Pero si parece absolutamente necesario un replanteamiento de la estrategia a seguir por parte de las organizaciones que sigan pensando desarrollar programas de microfinanzas con un fin eminentemente social. Las reglas del juego han cambiado. Y también los jugadores y sus motivaciones.
Para estas organizaciones, la elección del territorio en el que van a trabajar es ahora más importante que nunca. Deberían fijarse en aquellos territorios realmente desbancarizados y por los que la banca tradicional no sienta un “apetito” inmediato.
Pero también deberían estar preparadas para salir gradualmente de dicho territorio una vez sea alcanzado por el proceso de bancarización tradicional. Salida que idealmente debería dejar una población suficientemente capacitada para entender los beneficios y riesgos de la oferta financiera que les llegará de los bancos que comiencen a operar en la zona.
¿Y si ya están desde hace tiempo en ese territorio al que ha llegado la banca tradicional?
Pues, o salen o se transforman en otro tipo de organización que pueda competir en el nuevo entorno. Pero seguramente tendrán que dejar de lado gran parte de su vocación original. O, simplemente, adoptan una forma de trabajar que no requiera competir directamente con la banca tradicional.
¿Hay otras alternativas?
Existe otra posibilidad que pasaría por identificar posibles “modelos de trabajo” diferentes y con los que la banca tradicional tuviera mayores dificultades para competir. Hablo de “modelos de trabajo” y no de “modelos de negocio” que sería el término adecuado si estuviéramos hablando de un negocio financiero convencional. Un “modelo de trabajo” conlleva de forma necesaria un modelo de negocio que permita la autosostenibilidad pero va mucho más allá en el sentido de que pretende ofrecer un servicio integral en pro de una verdadera inclusión social.

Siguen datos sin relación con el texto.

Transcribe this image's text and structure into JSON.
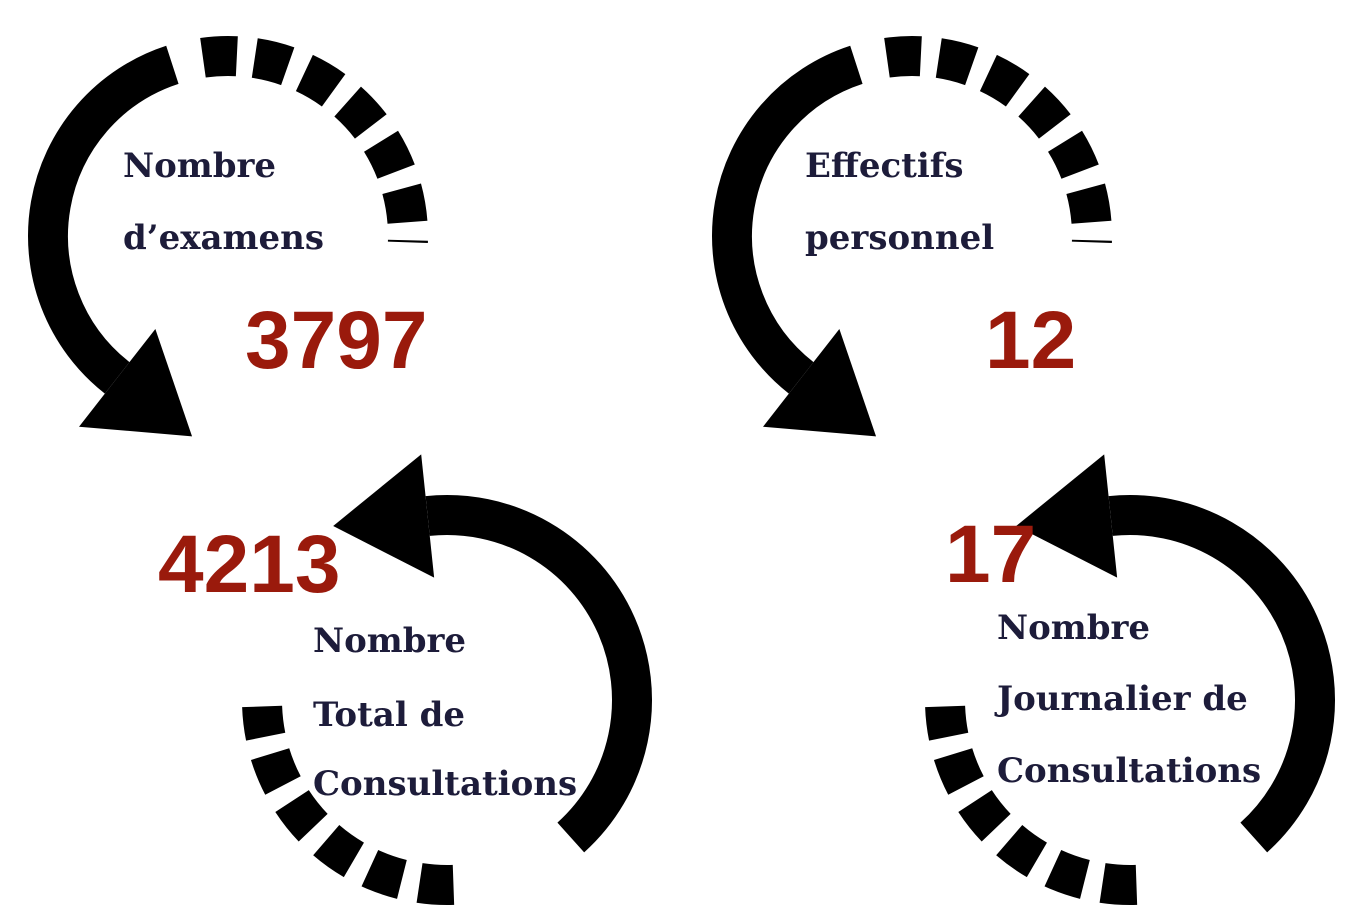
{
  "stats": [
    {
      "label_lines": [
        "Nombre",
        "d’examens"
      ],
      "value": "3797"
    },
    {
      "label_lines": [
        "Nombre",
        "Total de",
        "Consultations"
      ],
      "value": "4213"
    },
    {
      "label_lines": [
        "Effectifs",
        "personnel"
      ],
      "value": "12"
    },
    {
      "label_lines": [
        "Nombre",
        "Journalier de",
        "Consultations"
      ],
      "value": "17"
    }
  ]
}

¿Cómo podría ser este modelo de trabajo?
Podría tratarse de una combinación de servicios financieros y no financieros que aportaran a una comunidad, quizás con forma de cooperativa, lo necesario para progresar de forma sólida y sostenible en ámbitos como la educación, la salud, el desarrollo de microempresas o la consecución de una creciente autonomía financiera.
Autonomía financiera que podría venir, esta vez si, de la mano de un programa bien organizado de ahorro colectivo y regular. De esta manera se crearía un fondo propio de ahorro cuya rentabilidad procedería de microcréditos que comenzarían cubriendo necesidades básicas. Poco a poco, con el crecimiento del fondo, irían dando respuesta otras necesidades mayores. Un proceso que requiere, de nuevo, capacitación, seguimiento, organización y tecnología. Además de paciencia y perseverancia. Pero, atención, no requiere de financiación externa y debería ser auto-sostenible a partir de un determinado momento en la medida en que los gastos operativos vayan siendo soportados por los rendimientos del fondo de ahorro y crédito.
Jorge Bolívar es presidente de la Fundación I&C, Inversión y Cooperación y el principal promotor de la comunidad QLOUD INCLUSION. Su misión es promover el impacto social y la sostenibilidad de proyectos de inclusión social a través de un uso eficiente de la tecnología, la educación y las microfinanzas.